À l’heure de Youtube, l’attrait des albums enregistrés en live ne cesse de s’amenuiser. À tel point que ce live de Nominon (actuellement en hibernation) a gentiment pris la poussière pendant des mois dans ma pile de trucs en retard sans que je m’émeuve pour autant. Pourquoi perdre son temps à écouter un live alors qu’il en existe des dizaines – à la qualité variable, certes – sur Youtube, avec l’image en plus ?

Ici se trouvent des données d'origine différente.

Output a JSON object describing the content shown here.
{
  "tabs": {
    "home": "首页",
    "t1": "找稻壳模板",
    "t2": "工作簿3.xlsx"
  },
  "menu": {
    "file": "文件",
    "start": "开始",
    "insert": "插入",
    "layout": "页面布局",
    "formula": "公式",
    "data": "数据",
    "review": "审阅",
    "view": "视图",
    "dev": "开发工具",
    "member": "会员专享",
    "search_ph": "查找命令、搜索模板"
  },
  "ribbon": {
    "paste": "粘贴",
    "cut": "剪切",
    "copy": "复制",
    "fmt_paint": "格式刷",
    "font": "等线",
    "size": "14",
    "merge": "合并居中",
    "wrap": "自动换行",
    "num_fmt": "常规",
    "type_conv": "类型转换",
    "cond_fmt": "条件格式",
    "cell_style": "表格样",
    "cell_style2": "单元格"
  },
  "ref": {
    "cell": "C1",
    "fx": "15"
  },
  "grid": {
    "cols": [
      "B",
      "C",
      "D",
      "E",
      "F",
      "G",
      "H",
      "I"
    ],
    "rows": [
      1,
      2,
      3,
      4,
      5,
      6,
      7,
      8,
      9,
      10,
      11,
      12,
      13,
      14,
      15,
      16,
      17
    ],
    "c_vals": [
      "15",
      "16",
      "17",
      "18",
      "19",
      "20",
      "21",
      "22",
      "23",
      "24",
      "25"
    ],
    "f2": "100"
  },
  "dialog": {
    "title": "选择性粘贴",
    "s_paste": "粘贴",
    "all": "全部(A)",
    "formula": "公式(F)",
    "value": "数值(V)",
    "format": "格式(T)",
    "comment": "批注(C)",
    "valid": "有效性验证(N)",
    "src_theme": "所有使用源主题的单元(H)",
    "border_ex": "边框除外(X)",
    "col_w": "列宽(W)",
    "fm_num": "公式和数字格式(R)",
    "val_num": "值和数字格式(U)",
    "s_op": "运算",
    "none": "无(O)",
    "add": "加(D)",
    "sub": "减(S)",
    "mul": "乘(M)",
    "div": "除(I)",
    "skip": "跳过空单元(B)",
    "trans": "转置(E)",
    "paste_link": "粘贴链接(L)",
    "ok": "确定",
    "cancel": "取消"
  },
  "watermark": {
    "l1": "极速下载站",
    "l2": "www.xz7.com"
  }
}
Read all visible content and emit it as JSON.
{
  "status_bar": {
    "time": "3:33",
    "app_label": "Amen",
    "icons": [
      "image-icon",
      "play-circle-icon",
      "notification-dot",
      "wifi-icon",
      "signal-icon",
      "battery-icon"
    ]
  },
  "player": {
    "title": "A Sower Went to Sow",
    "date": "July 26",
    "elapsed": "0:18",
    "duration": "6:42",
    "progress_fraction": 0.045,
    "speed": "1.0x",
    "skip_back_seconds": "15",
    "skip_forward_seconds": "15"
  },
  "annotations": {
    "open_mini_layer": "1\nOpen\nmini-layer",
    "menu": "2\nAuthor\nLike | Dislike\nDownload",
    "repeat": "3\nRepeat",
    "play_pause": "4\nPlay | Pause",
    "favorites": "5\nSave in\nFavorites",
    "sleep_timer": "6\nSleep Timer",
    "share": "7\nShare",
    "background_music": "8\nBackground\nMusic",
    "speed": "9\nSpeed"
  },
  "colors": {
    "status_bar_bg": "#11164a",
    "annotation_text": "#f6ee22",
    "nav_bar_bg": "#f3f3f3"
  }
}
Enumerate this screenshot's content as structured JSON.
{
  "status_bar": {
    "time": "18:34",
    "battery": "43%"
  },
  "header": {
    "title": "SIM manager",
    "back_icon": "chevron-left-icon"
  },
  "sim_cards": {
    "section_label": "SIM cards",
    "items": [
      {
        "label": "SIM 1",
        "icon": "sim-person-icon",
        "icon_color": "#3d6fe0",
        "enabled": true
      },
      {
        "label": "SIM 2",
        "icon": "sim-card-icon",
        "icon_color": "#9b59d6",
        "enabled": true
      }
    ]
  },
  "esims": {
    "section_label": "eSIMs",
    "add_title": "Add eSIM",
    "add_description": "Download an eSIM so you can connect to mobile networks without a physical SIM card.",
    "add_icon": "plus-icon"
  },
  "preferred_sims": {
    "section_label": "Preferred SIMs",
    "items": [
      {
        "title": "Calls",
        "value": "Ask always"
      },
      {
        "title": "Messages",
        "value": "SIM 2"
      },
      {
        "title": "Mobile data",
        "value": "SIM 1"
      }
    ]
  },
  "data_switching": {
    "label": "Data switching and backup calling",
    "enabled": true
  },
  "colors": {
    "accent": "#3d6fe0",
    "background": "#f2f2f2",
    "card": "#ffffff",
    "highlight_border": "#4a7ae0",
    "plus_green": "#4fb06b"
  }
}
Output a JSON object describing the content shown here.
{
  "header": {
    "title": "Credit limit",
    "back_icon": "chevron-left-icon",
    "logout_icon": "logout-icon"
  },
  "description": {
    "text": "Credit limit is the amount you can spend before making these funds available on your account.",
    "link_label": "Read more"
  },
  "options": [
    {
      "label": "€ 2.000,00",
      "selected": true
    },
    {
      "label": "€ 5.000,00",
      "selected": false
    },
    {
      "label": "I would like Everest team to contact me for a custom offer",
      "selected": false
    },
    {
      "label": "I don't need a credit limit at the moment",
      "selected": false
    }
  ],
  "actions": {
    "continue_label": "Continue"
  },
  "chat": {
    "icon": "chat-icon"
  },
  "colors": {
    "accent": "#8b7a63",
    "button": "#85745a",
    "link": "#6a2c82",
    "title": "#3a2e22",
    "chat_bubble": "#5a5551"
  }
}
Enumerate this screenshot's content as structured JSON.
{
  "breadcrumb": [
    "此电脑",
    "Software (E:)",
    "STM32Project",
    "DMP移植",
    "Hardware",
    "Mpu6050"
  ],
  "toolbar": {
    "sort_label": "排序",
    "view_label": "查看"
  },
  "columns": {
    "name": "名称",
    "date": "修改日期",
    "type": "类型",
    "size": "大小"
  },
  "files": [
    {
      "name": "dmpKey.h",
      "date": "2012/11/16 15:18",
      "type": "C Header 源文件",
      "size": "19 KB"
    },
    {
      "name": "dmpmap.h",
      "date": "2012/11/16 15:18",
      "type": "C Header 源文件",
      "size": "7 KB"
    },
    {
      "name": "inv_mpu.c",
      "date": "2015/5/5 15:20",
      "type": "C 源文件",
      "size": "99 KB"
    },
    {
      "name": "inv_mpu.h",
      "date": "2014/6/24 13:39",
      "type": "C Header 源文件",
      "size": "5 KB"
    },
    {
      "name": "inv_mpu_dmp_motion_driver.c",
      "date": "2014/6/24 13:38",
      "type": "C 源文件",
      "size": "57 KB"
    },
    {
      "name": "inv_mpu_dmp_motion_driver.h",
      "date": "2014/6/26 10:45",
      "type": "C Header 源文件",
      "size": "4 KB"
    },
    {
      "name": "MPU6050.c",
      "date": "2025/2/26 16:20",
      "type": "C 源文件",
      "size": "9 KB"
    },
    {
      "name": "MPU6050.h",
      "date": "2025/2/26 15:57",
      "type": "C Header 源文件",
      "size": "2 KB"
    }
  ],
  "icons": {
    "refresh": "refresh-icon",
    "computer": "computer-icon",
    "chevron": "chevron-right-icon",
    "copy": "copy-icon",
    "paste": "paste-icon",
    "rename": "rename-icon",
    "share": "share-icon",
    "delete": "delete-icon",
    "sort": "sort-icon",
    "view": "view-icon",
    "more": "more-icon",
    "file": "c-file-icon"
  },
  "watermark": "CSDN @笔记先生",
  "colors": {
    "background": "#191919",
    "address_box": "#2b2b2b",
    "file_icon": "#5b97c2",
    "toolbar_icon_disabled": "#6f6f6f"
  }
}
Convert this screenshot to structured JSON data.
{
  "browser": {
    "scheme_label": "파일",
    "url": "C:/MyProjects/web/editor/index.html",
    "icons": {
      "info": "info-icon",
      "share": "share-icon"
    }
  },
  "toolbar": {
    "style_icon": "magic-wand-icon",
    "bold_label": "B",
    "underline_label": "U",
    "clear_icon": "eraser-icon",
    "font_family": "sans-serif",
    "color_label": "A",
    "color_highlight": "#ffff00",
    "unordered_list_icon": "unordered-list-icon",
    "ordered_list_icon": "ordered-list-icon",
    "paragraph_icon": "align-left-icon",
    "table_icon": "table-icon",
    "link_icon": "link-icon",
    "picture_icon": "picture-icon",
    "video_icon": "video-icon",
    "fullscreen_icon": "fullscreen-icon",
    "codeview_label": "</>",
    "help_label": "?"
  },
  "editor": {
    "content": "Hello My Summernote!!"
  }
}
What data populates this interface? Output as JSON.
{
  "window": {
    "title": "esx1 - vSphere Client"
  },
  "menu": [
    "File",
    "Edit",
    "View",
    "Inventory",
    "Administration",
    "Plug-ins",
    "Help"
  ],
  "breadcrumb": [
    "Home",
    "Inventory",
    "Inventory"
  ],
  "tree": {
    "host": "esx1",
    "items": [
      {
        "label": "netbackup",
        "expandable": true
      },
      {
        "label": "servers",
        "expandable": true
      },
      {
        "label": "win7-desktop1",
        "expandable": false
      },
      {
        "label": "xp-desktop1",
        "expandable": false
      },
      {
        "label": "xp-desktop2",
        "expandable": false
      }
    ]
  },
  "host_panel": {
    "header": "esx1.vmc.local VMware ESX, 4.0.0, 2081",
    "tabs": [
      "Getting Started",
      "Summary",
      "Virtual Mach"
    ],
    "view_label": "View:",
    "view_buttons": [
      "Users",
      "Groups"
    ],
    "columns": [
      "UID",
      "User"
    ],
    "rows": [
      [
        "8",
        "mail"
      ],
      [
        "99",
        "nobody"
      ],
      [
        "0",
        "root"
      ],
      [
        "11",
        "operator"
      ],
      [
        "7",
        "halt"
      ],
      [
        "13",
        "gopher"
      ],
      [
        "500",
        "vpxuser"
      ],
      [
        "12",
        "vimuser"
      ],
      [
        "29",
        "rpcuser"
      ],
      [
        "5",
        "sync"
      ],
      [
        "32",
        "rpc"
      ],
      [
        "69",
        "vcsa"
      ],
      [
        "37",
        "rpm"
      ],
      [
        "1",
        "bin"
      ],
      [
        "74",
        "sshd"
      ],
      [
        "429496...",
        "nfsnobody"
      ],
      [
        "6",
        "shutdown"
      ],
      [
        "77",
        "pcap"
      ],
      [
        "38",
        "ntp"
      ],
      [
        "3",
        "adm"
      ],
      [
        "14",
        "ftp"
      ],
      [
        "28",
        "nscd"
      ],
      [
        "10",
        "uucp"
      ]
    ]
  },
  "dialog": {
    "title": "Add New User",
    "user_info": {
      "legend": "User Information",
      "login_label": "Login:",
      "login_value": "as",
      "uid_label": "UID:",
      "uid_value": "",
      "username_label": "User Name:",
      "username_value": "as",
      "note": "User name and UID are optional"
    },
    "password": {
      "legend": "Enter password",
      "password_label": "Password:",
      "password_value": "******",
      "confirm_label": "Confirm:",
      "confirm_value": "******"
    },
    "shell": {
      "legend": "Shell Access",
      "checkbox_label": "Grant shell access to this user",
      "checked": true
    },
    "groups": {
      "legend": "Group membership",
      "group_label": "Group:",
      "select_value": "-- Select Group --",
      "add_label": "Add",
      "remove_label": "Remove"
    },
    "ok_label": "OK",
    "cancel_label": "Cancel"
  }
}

Et quand on y regarde de plus près, on se rend vite compte que ce live n’est pas franchement indispensable. Onze morceaux qui défilent vite fait en moins de 50 minutes, un chanteur qui discute un peu en suédois entre les chansons (et quand on comprend pas le suédois, ça meuble beaucoup moins l’attente) et une solide impression d’avoir déjà entendu ce morceau quelque part. Du old school Swedeath standard qui ramone, c’est plutôt sympa en studio (et encore, tous les fournisseurs ne se valent pas), mais en live, une fois que l’on sort des grosses pointures qui foutent le feu sur scène, on tombe presque dans une situation pile ou face où on n’est jamais sûr de tenir jusqu’à la fin du concert sans que l’appel du bar ne se fasse ressentir. Alors si on a déjà la flemme de tenir tout le concert dans la salle, je vous dis pas quand l’écoute se fait au casque dans le train. S’il y avait un bar, je serais en train (ha ha) de boire depuis longtemps…

Mister Patate (burp/10)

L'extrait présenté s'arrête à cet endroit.